May 23 08:36:27 cyan kernel: nvidia-containe[4941]: segfault at 0 ip 000077a9e05c3398 sp 00007ffdff95bd80 error 4 in libnvidia-container.so.1.17.7[a398,77a9e05bd000+15000] likely on CPU 2 (core 2, socket 0)
May 23 08:36:27 cyan kernel: Code: 00 8b 00 89 85 38 fe ff ff f6 c4 80 0f 85 d8 01 00 00 48 8d 85 50 fe ff ff 48 89 85 18 fe ff ff 48 8b 85 18 fe ff ff 4c 8b 00 <41> 80 38 40 0f 84 ea 01 00 00 ba f6 01 00 00 bf 49 00 00 00 48 8b
May 23 08:36:27 cyan systemd[1]: Created slice Slice /system/systemd-coredump.
May 23 08:36:27 cyan systemd[1]: Started Process Core Dump (PID 4959/UID 0).
May 23 08:36:27 cyan systemd-coredump[4960]: [🡕] Process 4941 (nvidia-containe) of user 0 dumped core.
Stack trace of thread 4941:
#0 0x000077a9e05c3398 nvc_ldcache_update (libnvidia-container.so.1 + 0xa398)
#1 0x0000622b6506b451 n/a (/usr/bin/nvidia-container-cli + 0x6451)
#2 0x0000622b65067353 n/a (/usr/bin/nvidia-container-cli + 0x2353)
#3 0x000077a9e03e46b5 n/a (libc.so.6 + 0x276b5)
#4 0x000077a9e03e4769 __libc_start_main (libc.so.6 + 0x27769)
#5 0x0000622b65067655 n/a (/usr/bin/nvidia-container-cli + 0x2655)
ELF object binary architecture: AMD x86-64
May 23 08:36:27 cyan systemd[1]: systemd-coredump@0-4959-0.service: Deactivated successfully.
I'm running endeavouros, and I'm fully updated. Looking around for this error, most seem to suggest it's an issue with the nvidia-container-toolkit, but that's already installed on latest version through pacman. I've tried on multiple different immich images, including ones I know have worked for me in the past, but still same issue. So I don't think it's an immich issue, I think it's something else. I've rebooted a few times and prior erros gave me the error on cpu 1 core 1, this time it's cpu2 is what its saying. So I don't think it's an actual hardware issue?? but maybe?.

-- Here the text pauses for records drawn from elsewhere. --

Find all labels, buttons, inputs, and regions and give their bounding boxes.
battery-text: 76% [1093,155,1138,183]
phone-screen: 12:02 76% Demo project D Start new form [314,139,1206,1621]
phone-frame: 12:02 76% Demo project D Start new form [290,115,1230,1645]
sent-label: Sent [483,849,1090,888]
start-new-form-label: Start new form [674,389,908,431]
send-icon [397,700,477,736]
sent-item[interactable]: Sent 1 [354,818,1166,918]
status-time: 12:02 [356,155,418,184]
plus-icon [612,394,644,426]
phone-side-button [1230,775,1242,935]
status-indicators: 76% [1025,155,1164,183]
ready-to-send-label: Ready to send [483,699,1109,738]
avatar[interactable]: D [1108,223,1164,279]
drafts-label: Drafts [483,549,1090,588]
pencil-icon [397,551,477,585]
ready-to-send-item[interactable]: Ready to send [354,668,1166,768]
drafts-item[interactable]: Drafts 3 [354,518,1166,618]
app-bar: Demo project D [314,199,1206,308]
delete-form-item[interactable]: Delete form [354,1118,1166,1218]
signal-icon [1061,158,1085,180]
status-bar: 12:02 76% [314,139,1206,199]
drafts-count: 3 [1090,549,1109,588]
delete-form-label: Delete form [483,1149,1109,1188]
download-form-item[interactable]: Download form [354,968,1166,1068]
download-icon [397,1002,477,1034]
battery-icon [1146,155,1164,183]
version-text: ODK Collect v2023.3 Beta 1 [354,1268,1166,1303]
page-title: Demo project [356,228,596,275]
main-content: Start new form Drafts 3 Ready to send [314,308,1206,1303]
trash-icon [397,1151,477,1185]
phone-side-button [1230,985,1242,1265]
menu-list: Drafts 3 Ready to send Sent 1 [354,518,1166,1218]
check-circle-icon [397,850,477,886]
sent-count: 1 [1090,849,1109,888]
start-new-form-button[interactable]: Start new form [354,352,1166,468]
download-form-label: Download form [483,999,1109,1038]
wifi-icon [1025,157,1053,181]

Not sure how to debug this further.
I experienced the same issue running Arch Linux, turned out that this is caused by nvidia-container-toolkit 1.17.7-1. Downgrading to libnvidia-container-1.17.6-1 and nvidia-container-toolkit-1.17.6-1 solved the issue. See also this issue on Github: link
The way i downgraded these packages was by using the downgrade package (yay -S downgrade): sudo downgrade nvidia-container-toolkit libnvidia-container.